Maurice Merleau-Ponty (14 March 1908 – 3 May 1961) was a French phenomenological philosopher, strongly influenced by Karl Marx, Edmund Husserl, and Martin Heidegger in addition to being closely associated with Jean-Paul Sartre (who later stated he had been "converted" to Marxism by Merleau-Ponty) and Simone de Beauvoir.
At the core of Merleau-Ponty's philosophy is a sustained argument for the foundational role that perception plays in understanding the world as well as engaging with the world. Like the other major phenomenologists, Merleau-Ponty expressed his philosophical insights in writings on art, literature, linguistics, and politics. He was the only major phenomenologist of the first half of the twentieth century to engage extensively with the sciences and especially with descriptive psychology. It is because of this engagement that his writings have become influential in the recent project of naturalizing phenomenology, in which phenomenologists use the results of psychology and cognitive science.
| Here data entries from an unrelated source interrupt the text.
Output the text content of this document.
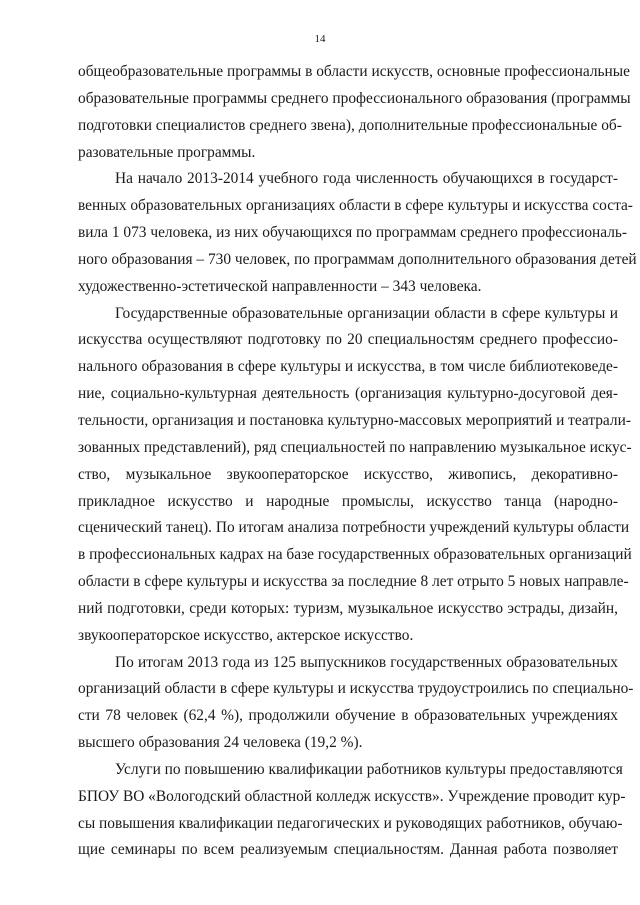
14
общеобразовательные программы в области искусств, основные профессиональные
образовательные программы среднего профессионального образования (программы
подготовки специалистов среднего звена), дополнительные профессиональные об-
разовательные программы.
На начало 2013-2014 учебного года численность обучающихся в государст-
венных образовательных организациях области в сфере культуры и искусства соста-
вила 1 073 человека, из них обучающихся по программам среднего профессиональ-
ного образования – 730 человек, по программам дополнительного образования детей
художественно-эстетической направленности – 343 человека.
Государственные образовательные организации области в сфере культуры и
искусства осуществляют подготовку по 20 специальностям среднего профессио-
нального образования в сфере культуры и искусства, в том числе библиотековеде-
ние, социально-культурная деятельность (организация культурно-досуговой дея-
тельности, организация и постановка культурно-массовых мероприятий и театрали-
зованных представлений), ряд специальностей по направлению музыкальное искус-
ство, музыкальное звукооператорское искусство, живопись, декоративно-
прикладное искусство и народные промыслы, искусство танца (народно-
сценический танец). По итогам анализа потребности учреждений культуры области
в профессиональных кадрах на базе государственных образовательных организаций
области в сфере культуры и искусства за последние 8 лет отрыто 5 новых направле-
ний подготовки, среди которых: туризм, музыкальное искусство эстрады, дизайн,
звукооператорское искусство, актерское искусство.
По итогам 2013 года из 125 выпускников государственных образовательных
организаций области в сфере культуры и искусства трудоустроились по специально-
сти 78 человек (62,4 %), продолжили обучение в образовательных учреждениях
высшего образования 24 человека (19,2 %).
Услуги по повышению квалификации работников культуры предоставляются
БПОУ ВО «Вологодский областной колледж искусств». Учреждение проводит кур-
сы повышения квалификации педагогических и руководящих работников, обучаю-
щие семинары по всем реализуемым специальностям. Данная работа позволяет
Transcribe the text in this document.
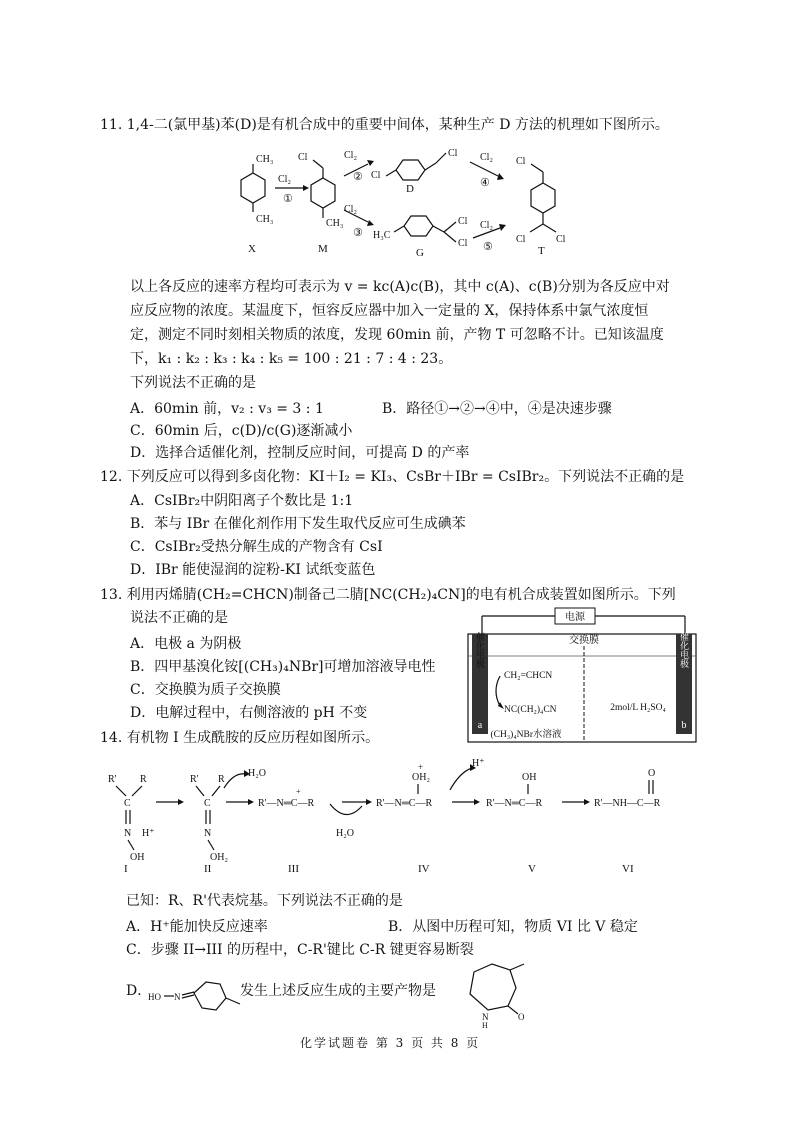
11. 1,4-二(氯甲基)苯(D)是有机合成中的重要中间体，某种生产 D 方法的机理如下图所示。
CH₃
CH₃
X
Cl₂
①
Cl
CH₃
M
Cl₂
②
Cl₂
③
Cl
Cl
D
H₃C
Cl
Cl
G
Cl₂
④
Cl₂
⑤
Cl
Cl	Cl
T
以上各反应的速率方程均可表示为 v = kc(A)c(B)，其中 c(A)、c(B)分别为各反应中对
应反应物的浓度。某温度下，恒容反应器中加入一定量的 X，保持体系中氯气浓度恒
定，测定不同时刻相关物质的浓度，发现 60min 前，产物 T 可忽略不计。已知该温度
下，k₁ : k₂ : k₃ : k₄ : k₅ = 100 : 21 : 7 : 4 : 23。
下列说法不正确的是
A．60min 前，v₂ : v₃ = 3 : 1	B．路径①→②→④中，④是决速步骤
C．60min 后，c(D)/c(G)逐渐减小
D．选择合适催化剂，控制反应时间，可提高 D 的产率
12. 下列反应可以得到多卤化物：KI＋I₂ = KI₃、CsBr＋IBr = CsIBr₂。下列说法不正确的是
A．CsIBr₂中阴阳离子个数比是 1:1
B．苯与 IBr 在催化剂作用下发生取代反应可生成碘苯
C．CsIBr₂受热分解生成的产物含有 CsI
D．IBr 能使湿润的淀粉-KI 试纸变蓝色
13. 利用丙烯腈(CH₂=CHCN)制备己二腈[NC(CH₂)₄CN]的电有机合成装置如图所示。下列
说法不正确的是
A．电极 a 为阴极
B．四甲基溴化铵[(CH₃)₄NBr]可增加溶液导电性
C．交换膜为质子交换膜
D．电解过程中，右侧溶液的 pH 不变
电源
交换膜
催化电极
a
催化电极
b
CH₂=CHCN
NC(CH₂)₄CN	2mol/L H₂SO₄
(CH₃)₄NBr水溶液
14. 有机物 I 生成酰胺的反应历程如图所示。
R' R
C
N
OH
H⁺
I
R' R
C
N
OH₂
II
H₂O
R'—N═C—R
+
III
H₂O
+
OH₂
R'—N═C—R
IV
H⁺
OH
R'—N═C—R
V
O
R'—NH—C—R
VI
已知：R、R'代表烷基。下列说法不正确的是
A．H⁺能加快反应速率	B．从图中历程可知，物质 VI 比 V 稳定
C．步骤 II→III 的历程中，C-R'键比 C-R 键更容易断裂
D．
HO N	发生上述反应生成的主要产物是
N
H
O
化学试题卷 第 3 页 共 8 页
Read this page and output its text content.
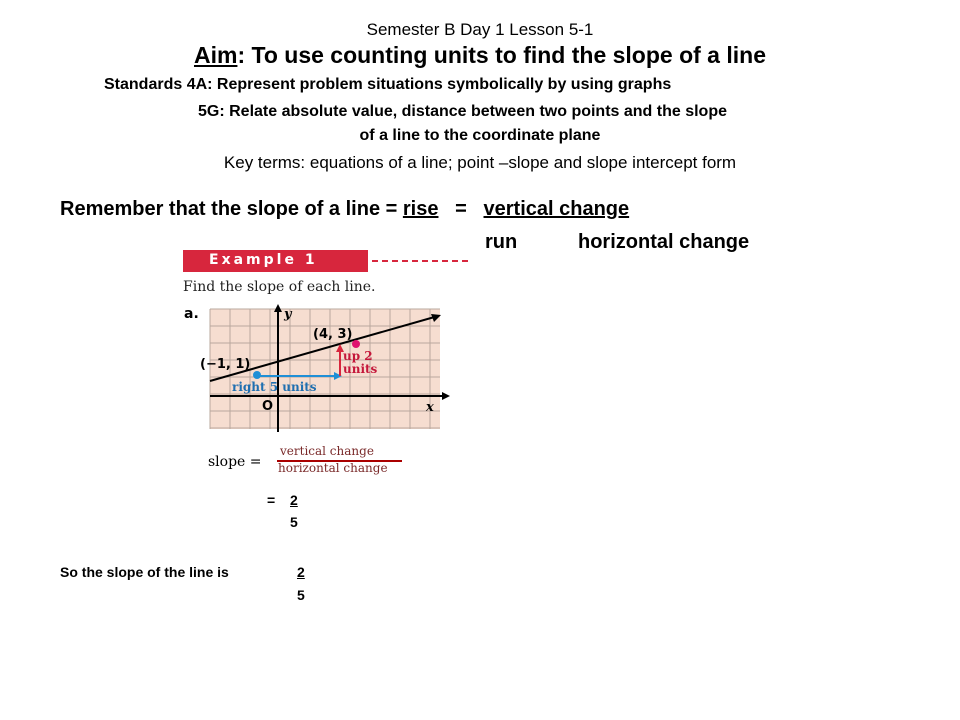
Semester B Day 1 Lesson 5-1
Aim: To use counting units to find the slope of a line
Standards 4A: Represent problem situations symbolically by using graphs
5G: Relate absolute value, distance between two points and the slope
of a line to the coordinate plane
Key terms: equations of a line; point –slope and slope intercept form
Remember that the slope of a line = rise   =   vertical change
run	horizontal change
Example 1
Find the slope of each line.
a.	y
x
O
(−1, 1)
(4, 3)
up 2
units
right 5 units
slope =
vertical change
horizontal change
= 2
5
So the slope of the line is	2
5
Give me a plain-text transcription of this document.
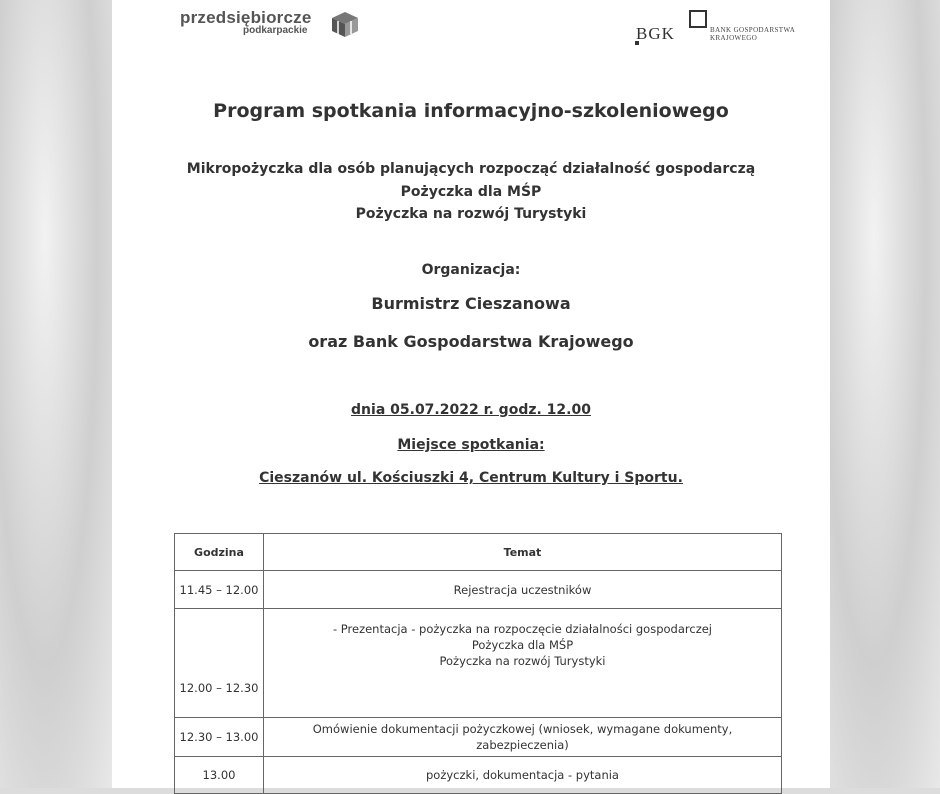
przedsiębiorcze
podkarpackie	BGK	BANK GOSPODARSTWA
KRAJOWEGO
Program spotkania informacyjno-szkoleniowego
Mikropożyczka dla osób planujących rozpocząć działalność gospodarczą
Pożyczka dla MŚP
Pożyczka na rozwój Turystyki
Organizacja:
Burmistrz Cieszanowa
oraz Bank Gospodarstwa Krajowego
dnia 05.07.2022 r. godz. 12.00
Miejsce spotkania:
Cieszanów ul. Kościuszki 4, Centrum Kultury i Sportu.
Godzina	Temat
11.45 – 12.00	Rejestracja uczestników
12.00 – 12.30	- Prezentacja - pożyczka na rozpoczęcie działalności gospodarczej
Pożyczka dla MŚP
Pożyczka na rozwój Turystyki

12.30 – 13.00	Omówienie dokumentacji pożyczkowej (wniosek, wymagane dokumenty,
zabezpieczenia)

13.00	pożyczki, dokumentacja - pytania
Merleau-Ponty emphasized the body as the primary site of knowing the world, a corrective to the long philosophical tradition of placing consciousness as the source of knowledge, and his insight that the body and that which it perceived could not be disentangled from each other. The articulation of the primacy of embodiment led him away from phenomenology towards what he was to call “indirect ontology” or the ontology of “the flesh of the world” (la chair du monde), seen in his last incomplete work, The Visible and Invisible, and his last published essay, “Eye and Mind”.